NICHOLAS T. PARSONS is a freelance author, translator and editor based in Vienna. A graduate of New College, Oxford he spent two years in Italy teaching at the British Institute of Florence and as Reader in English at the University of Pisa before returning to the UK to work in publishing for ten years in the 1970s and early 1980s. In 1984 he settled in Central Europe with his Hungarian wife, the art historian Ilona Sármány, and has since published some 17 books on cultural topics, writing also as Louis James. These include the Blue Guide Austria and the Blue Guide Vienna as well as the first English guide to Hungary published following the “system change” of 1989. His essay-length Xenophobe’s Guide to the Austrians (Louis James) has been in print for 20 years. His recent books are Worth the Detour: A Cultural History of the Guidebook from Pausanias to the Rough Guide, and Vienna: A Cultural and Literary History (Signal Books/Oxford University Press).
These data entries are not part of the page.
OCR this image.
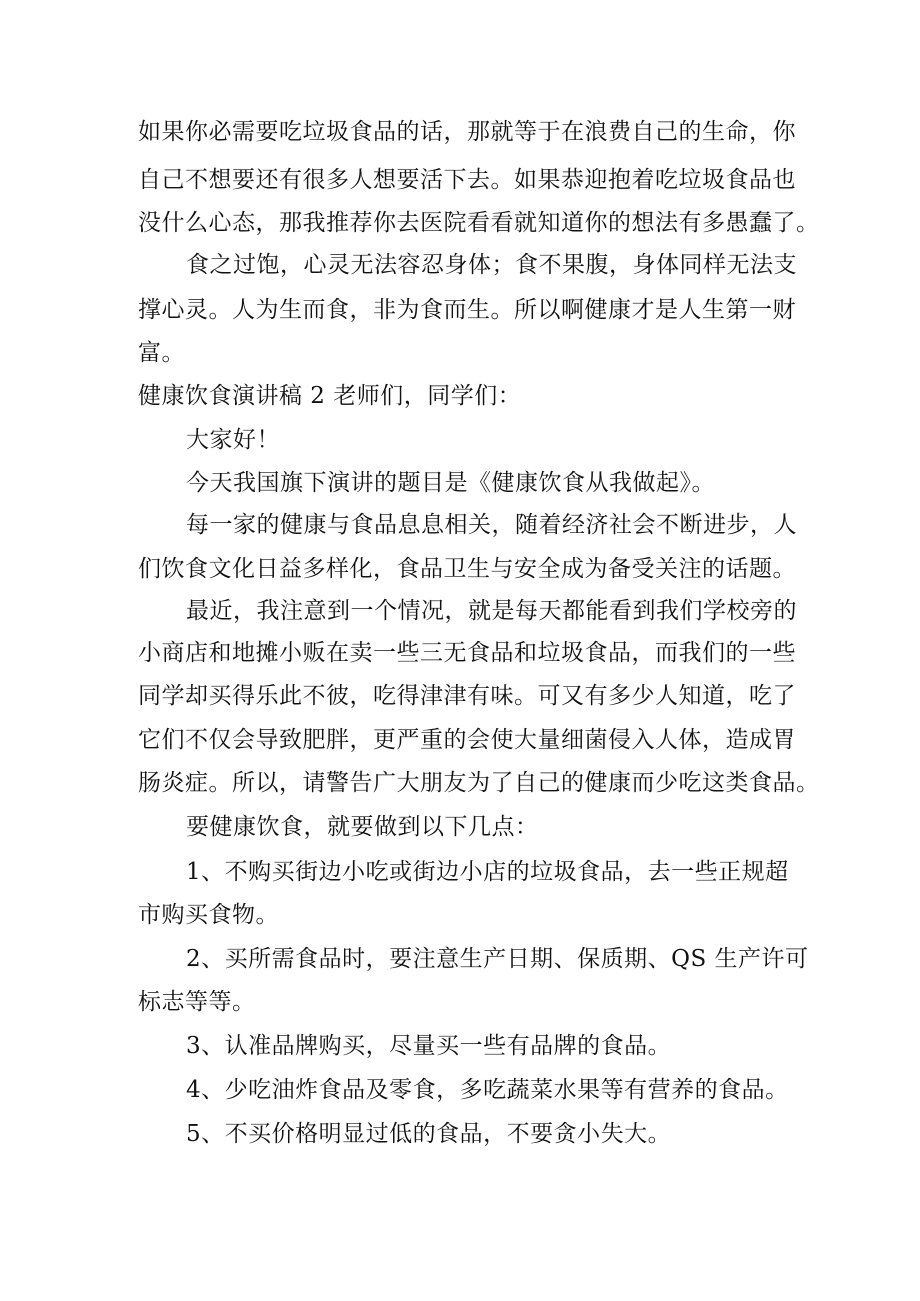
如果你必需要吃垃圾食品的话，那就等于在浪费自己的生命，你
自己不想要还有很多人想要活下去。如果恭迎抱着吃垃圾食品也
没什么心态，那我推荐你去医院看看就知道你的想法有多愚蠢了。
食之过饱，心灵无法容忍身体；食不果腹，身体同样无法支
撑心灵。人为生而食，非为食而生。所以啊健康才是人生第一财
富。
健康饮食演讲稿 2 老师们，同学们：
大家好！
今天我国旗下演讲的题目是《健康饮食从我做起》。
每一家的健康与食品息息相关，随着经济社会不断进步，人
们饮食文化日益多样化，食品卫生与安全成为备受关注的话题。
最近，我注意到一个情况，就是每天都能看到我们学校旁的
小商店和地摊小贩在卖一些三无食品和垃圾食品，而我们的一些
同学却买得乐此不彼，吃得津津有味。可又有多少人知道，吃了
它们不仅会导致肥胖，更严重的会使大量细菌侵入人体，造成胃
肠炎症。所以，请警告广大朋友为了自己的健康而少吃这类食品。
要健康饮食，就要做到以下几点：
1、不购买街边小吃或街边小店的垃圾食品，去一些正规超
市购买食物。
2、买所需食品时，要注意生产日期、保质期、QS 生产许可
标志等等。
3、认准品牌购买，尽量买一些有品牌的食品。
4、少吃油炸食品及零食，多吃蔬菜水果等有营养的食品。
5、不买价格明显过低的食品，不要贪小失大。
His latest work is A New Devil’s Dictionary: Lexicon for Contrarians, a reformulation for our times of Ambrose Bierce’s satirical take on disingenuous language.
DAVID A. J. REYNOLDS is a freelance writer and editor from England, specializing in history and current affairs. He has lived and taught in Hungary, the Czech Republic, and Philadelphia, and presently resides in Illinois.
JOHN O’SULLIVAN (Liverpool, 1942) is editor-at-large of National Review in New York where he served as Editor-in-Chief for ten years. He was a Special Adviser to Prime Minister Margaret Thatcher in Downing Street and later assisted her in the writing of her two volumes of memoirs. He has held a wide variety of senior editorial positions in the media on both sides of the Atlantic. He is the founder and co-chairman of the Atlantic Initiative, an international bipartisan organisation dedicated to reinvigorating and expanding the Atlantic community of democracies, launched at the Congress of Prague in May 1996 by President Vaclav Havel and Lady Thatcher. His book, The President, the Pope, and the Prime Minister (on Pope John Paul II, President Reagan and Prime Minister Thatcher), was also published in Hungarian in 2010. Until 2011, he was the Executive Editor of Radio Free Europe and Radio Liberty in Prague. Currently he is the President of the Danube Institute, Budapest.
ÉVA ESZTER SZABÓ, PhD, Historian and Americanist, is assistant professor at the Department of American Studies, School of English and American Studies, Eötvös Loránd University, Budapest. Member of LASA, SHAFR, HAAS and HUSSE. Her fields of research include the history of inter-American relations, the correlation between US foreign and immigration policies, global migration in global politics and border studies. Her most significant work is entitled US Foreign and Immigration Policies in the Caribbean Basin (2007).